It's to cloud gaming latency what a warp drive is to the cosmic speed limit — a workaround
If you aren’t sold on cloud gaming, we don’t blame you. We aren’t either. Despite all its inherent promise, cloud gaming continues to be held back by the high latency generally associated with wide area networks — not to mention the ridiculously fast internet speeds and plenty of spare bandwidth that are the other desiderata for a quality cloud gaming experience. But what if you wanted to enable a better cloud gaming experience but didn’t know of a way to directly lower latency? How about masking it?
That is precisely what Microsoft is trying to do with its “DeLorean” technology. On the face of it, the idea is simple. In a normal cloud gaming setup, the game visuals are rendered on a remote server and streamed to a thin client, with the rendering and streaming being initiated based on user input.

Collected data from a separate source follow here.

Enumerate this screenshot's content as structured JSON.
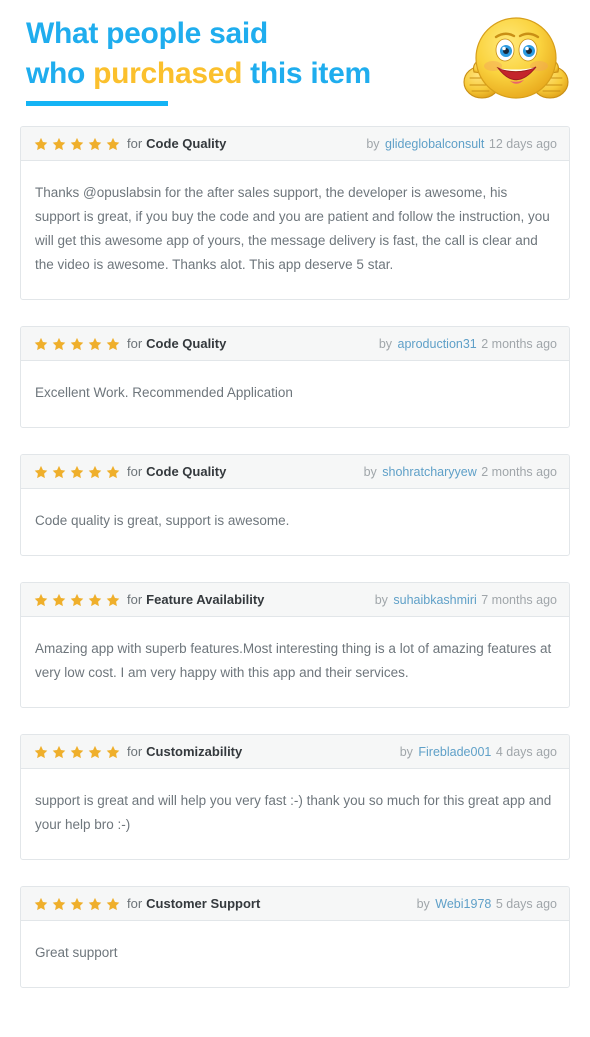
{
  "header": {
    "line1": "What people said",
    "line2_prefix": "who ",
    "line2_highlight": "purchased",
    "line2_suffix": " this item",
    "accent_blue": "#1FADEE",
    "accent_gold": "#FBC02D",
    "rule_color": "#14B4F5",
    "mascot_icon": "smiley-thumbs-up-icon"
  },
  "labels": {
    "for": "for",
    "by": "by"
  },
  "reviews": [
    {
      "stars": 5,
      "criteria": "Code Quality",
      "author": "glideglobalconsult",
      "ago": "12 days ago",
      "text": "Thanks @opuslabsin for the after sales support, the developer is awesome, his support is great, if you buy the code and you are patient and follow the instruction, you will get this awesome app of yours, the message delivery is fast, the call is clear and the video is awesome. Thanks alot. This app deserve 5 star."
    },
    {
      "stars": 5,
      "criteria": "Code Quality",
      "author": "aproduction31",
      "ago": "2 months ago",
      "text": "Excellent Work. Recommended Application"
    },
    {
      "stars": 5,
      "criteria": "Code Quality",
      "author": "shohratcharyyew",
      "ago": "2 months ago",
      "text": "Code quality is great, support is awesome."
    },
    {
      "stars": 5,
      "criteria": "Feature Availability",
      "author": "suhaibkashmiri",
      "ago": "7 months ago",
      "text": "Amazing app with superb features.Most interesting thing is a lot of amazing features at very low cost. I am very happy with this app and their services."
    },
    {
      "stars": 5,
      "criteria": "Customizability",
      "author": "Fireblade001",
      "ago": "4 days ago",
      "text": "support is great and will help you very fast :-) thank you so much for this great app and your help bro :-)"
    },
    {
      "stars": 5,
      "criteria": "Customer Support",
      "author": "Webi1978",
      "ago": "5 days ago",
      "text": "Great support"
    }
  ],
  "colors": {
    "star": "#EFAF2B",
    "author_link": "#5FA0C8",
    "meta_text": "#A0A6AA",
    "body_text": "#6E767C",
    "card_border": "#E2E6E9",
    "card_head_bg": "#F6F7F7"
  }
}
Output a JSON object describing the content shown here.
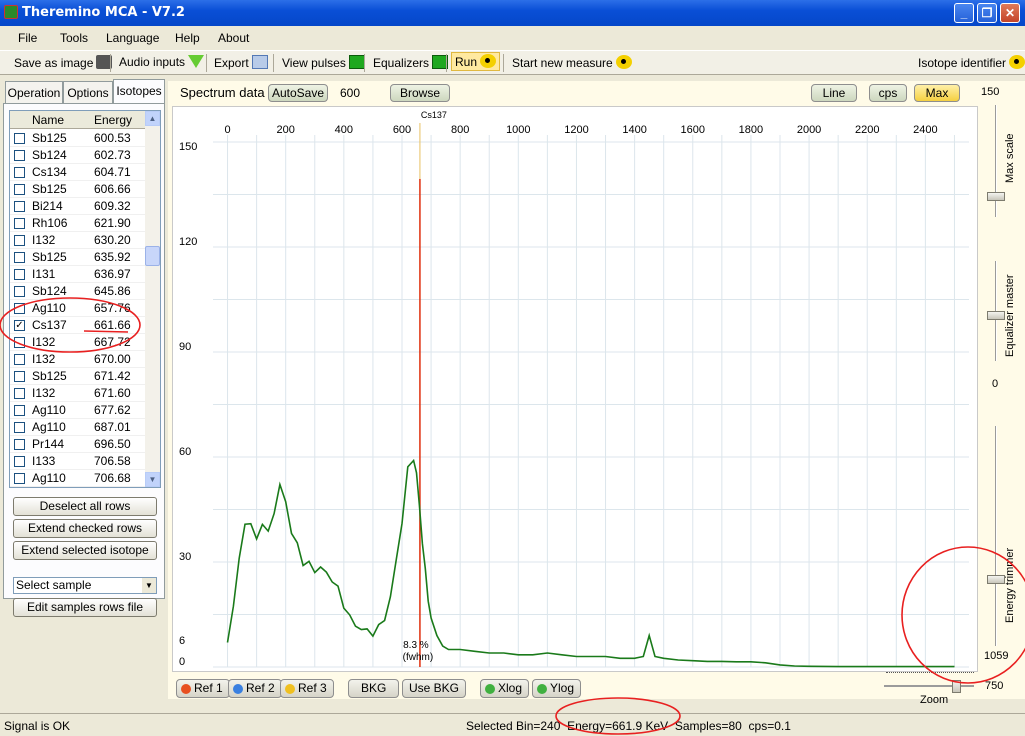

What DeLorean does differently is to predict user input and pre-render a set of future outcomes based on those predictions, “delivering them to the client one entire RTT [round trip time] ahead of time; clients perceive no latency.” According to a research paper published by the software giant, the technique, which has already been tested with Doom 3 and Fable 3, can be used to mask network latency of up to 250ms. (Generally, anything over 60ms is considered less than ideal and anything over 100ms downright unplayable.)
Besides predicting future outcomes, DeLorean also relies on state space subsampling and time shifting (to cut down on number of possible outcomes), misprediction compensation, and video compression. You would expect multiplayer to be particularly problematic for a system like this given the number of players, but Microsoft insists things are about just as bad as standard multiplayer.
There’s a major downside to this technique, though: the bandwidth consumption can be 1.5 to 4.5 times more than your run-of-the-mill cloud gaming setup. However, the researchers “believe this is a reasonable trade-off for service providers who are otherwise unable to offer users low-latency interactivity.”